So imagine my surprise to learn, when reading an article titled Rethinking Imbolc by Mary Jones, that Lent has its origins in the natural rhythms of the land as much as in Christian tradition. In early spring, the period between Imbolc and Eostara, the plants of Europe were just beginning to sprout and flower. Lambs and other domestic animals were not yet old enough for eating, and milk only added so much to stores of food strained from the long winter. In essence, early spring fasting was often a fast of necessity; later taken in and given religious meaning by the Catholic church.

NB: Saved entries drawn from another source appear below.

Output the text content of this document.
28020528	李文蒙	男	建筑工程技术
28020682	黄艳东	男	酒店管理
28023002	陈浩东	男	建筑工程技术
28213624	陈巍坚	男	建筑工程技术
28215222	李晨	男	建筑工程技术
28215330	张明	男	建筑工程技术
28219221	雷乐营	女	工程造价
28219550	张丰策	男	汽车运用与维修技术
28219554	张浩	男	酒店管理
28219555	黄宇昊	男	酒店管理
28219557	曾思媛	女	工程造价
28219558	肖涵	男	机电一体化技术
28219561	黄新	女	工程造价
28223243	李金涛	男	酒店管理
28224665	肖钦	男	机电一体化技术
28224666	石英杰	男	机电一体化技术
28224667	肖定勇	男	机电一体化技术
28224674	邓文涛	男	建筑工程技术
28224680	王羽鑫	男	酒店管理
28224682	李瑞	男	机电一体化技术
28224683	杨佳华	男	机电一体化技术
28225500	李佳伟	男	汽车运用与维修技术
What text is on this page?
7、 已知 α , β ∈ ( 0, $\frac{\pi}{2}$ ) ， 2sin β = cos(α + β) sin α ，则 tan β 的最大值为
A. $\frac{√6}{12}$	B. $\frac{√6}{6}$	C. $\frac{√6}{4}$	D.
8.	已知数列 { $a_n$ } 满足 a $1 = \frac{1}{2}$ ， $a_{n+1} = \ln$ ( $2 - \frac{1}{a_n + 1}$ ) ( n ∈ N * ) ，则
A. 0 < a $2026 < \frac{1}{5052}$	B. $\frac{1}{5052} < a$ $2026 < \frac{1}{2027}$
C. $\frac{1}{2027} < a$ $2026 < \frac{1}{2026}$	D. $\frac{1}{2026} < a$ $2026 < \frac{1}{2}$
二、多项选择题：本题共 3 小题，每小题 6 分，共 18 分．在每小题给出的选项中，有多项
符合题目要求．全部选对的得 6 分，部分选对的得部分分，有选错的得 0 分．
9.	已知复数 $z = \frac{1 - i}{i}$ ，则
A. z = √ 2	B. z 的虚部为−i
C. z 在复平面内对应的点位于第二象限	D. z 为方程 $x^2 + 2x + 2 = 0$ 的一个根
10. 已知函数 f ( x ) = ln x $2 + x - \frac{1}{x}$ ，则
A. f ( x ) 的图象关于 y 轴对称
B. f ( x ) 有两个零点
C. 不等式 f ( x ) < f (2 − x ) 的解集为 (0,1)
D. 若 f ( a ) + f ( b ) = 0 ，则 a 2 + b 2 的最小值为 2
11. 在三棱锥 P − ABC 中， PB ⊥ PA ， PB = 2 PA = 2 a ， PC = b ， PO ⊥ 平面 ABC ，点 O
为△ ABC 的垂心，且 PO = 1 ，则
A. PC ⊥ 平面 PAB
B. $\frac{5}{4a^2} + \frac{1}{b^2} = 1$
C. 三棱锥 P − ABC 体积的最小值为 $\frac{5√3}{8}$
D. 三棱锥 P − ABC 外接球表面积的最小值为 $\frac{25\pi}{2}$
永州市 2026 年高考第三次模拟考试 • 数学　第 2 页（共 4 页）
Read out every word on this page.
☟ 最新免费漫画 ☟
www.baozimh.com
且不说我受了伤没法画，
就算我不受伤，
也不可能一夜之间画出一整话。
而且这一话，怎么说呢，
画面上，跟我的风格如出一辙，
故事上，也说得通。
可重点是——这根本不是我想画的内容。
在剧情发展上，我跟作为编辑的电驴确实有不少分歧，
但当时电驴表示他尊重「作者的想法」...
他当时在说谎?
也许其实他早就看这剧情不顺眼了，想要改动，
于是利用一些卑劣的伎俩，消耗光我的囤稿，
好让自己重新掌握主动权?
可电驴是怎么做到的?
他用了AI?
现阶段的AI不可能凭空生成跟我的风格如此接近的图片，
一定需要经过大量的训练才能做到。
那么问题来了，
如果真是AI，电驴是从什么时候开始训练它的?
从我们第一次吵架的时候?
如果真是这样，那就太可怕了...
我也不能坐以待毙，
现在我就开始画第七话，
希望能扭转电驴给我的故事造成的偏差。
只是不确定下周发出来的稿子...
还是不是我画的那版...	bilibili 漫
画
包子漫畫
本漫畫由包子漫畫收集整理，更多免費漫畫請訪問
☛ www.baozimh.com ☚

This is an ancestral practice that we as Pagans can choose to honor as well. Though in our modern lives, we can just pop over to the supermarket for any fresh fruits, veggies, or meat that we'd like, it does us good to remember the cycles of the Earth that our ancestors were compelled to follow. Eating only seasonal, local produce becomes very difficult at this time of year, and it is in this way that I have chosen to honor my ancestors this year.
I have been unable to fast much for the past four years due to pregnancies and nursing, and it's something that I miss very much. Some day, when I am able to be a bit more lax about my nutritional requirements, I would like to undertake a bread and water fast during this Imbolc-Equinox period. For me, fasting is an incredibly powerful tool - meditation becomes easier, divination is clearer and more powerful, and rituals are full of a spiritual energy that can only be found when the body is not devoting its energy to the intake and digestion of food. Obviously it's not for everyone; but if you are a Pagan and have never given it a try, I heartily recommend it! Start small - ingest only water for twelve hours, or give up something special to you for a week and dedicate that sacrifice to the Gods/Goddesses or to your own spiritual growth. You might be surprised at the results you see.